Cognitive improvement- Learning causes physical changes in the brain by creating new neural connections and generating new neurons. This positively impacts memory, attention, thinking, language and reasoning skills.
Improved self-esteem - Learning something new is a wonderful way to boost self-esteem. Learning a new skill can help you feel more confident.
Social connection - Learning in a supportive social environment helps you form close relationships that are essential for health and happiness.
Enjoyment - Retirement should be the time to do the things you always wanted to do. It’s time to rekindle a former interest or pursue something new such as cooking, gardening, photography, painting, writing, volunteering … whatever brings you joy and fulfillment.
A healthy mind/body/spirit connection is key to getting the most out of life at any age. Lifelong learning helps strengthen that connection. Enrolling in a college class is one way to continue your quest for knowledge. It is not, however, the only way to engage your gray matter. Lifelong learning for seniors includes any task that challenges your thinking and requires regular engagement.

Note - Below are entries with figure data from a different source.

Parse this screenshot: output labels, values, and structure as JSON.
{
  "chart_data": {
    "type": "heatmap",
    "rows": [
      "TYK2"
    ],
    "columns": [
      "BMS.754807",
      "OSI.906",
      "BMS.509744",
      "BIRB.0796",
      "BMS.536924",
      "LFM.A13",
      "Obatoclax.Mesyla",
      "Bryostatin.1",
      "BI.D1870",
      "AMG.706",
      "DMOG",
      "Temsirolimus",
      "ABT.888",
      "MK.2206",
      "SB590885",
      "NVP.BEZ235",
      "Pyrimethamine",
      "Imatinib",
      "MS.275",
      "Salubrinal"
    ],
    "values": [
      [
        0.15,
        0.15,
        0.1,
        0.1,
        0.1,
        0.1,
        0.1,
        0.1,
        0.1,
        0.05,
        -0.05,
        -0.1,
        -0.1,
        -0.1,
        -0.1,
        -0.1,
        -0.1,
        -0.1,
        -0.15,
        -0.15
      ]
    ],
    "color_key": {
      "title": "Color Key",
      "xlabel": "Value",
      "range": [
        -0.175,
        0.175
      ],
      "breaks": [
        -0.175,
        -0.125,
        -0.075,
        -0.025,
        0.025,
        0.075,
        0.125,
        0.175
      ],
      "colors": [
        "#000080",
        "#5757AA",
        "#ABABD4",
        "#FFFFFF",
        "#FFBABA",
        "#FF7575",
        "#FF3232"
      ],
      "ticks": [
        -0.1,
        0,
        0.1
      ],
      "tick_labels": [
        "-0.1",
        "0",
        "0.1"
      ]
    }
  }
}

Coburg Village residents have numerous opportunities both formal and informal to expand their knowledge and skills through creative, stimulating mental activities. Informal learning opportunities include reading a good book from our library, working in a jigsaw puzzle with friends, participating in a bible study group; or engaging in a challenging game of bridge or mahjong – just to name a few.
On Tuesdays, Coburg brings world renowned professors and lecturers to its auditorium screen through the Great Courses series which offers college-level audio and video courses. Topics range from the origins of Christmas music and traditions; spies: facts and fiction; inventions that changed the world; world travel; and more.
This past fall, Coburg Village launched more formal opportunities for residents to take advantage of educational programs offered by SUNY Adirondack Continuing Education and Academy for Lifelong Learning (ALL) sponsored by SUNY Empire State College. Our educational programs kicked off with an Introduction to Drawing class held in Coburg’s art room via Zoom.
In October 2021, residents were able to attend a course series on the American Revolution at Coburg Village offered through the Academy for Lifelong Learning. The course was offered to Coburg residents free of charge and taught by quintessential lifelong learner and Coburg resident, Jim Sefcik. The second session begins this month.
Jim Sefcik, a native of Troy, New York, earned his Bachelor of Science at St. Joseph's College in Philadelphia, a Master of Arts from Temple University, and his postgraduate degree from Notre Dame. He started his career as Assistant professor of history at Gannon College in Erie, Pennsylvania. Throughout most of his career, Jim served in various leadership roles in museums in New York, Virginia, Wisconsin, and Louisiana. He taught classes on the American Revolution at the college level as well as through the Adult Lifelong Learning programs at Union College and Cape Cod Community College.
You may not be able to change history, but there is always something new to discover. Jim is constantly researching the latest updates in historical knowledge to add new content to his courses.
For lifelong learners, like Jim and many Coburg Village residents, theirs is an ongoing educational journey the Greek philosophers would stand and cheer – the pursuit of knowledge not for course credits or grade point averages, but the pure joy of discovery.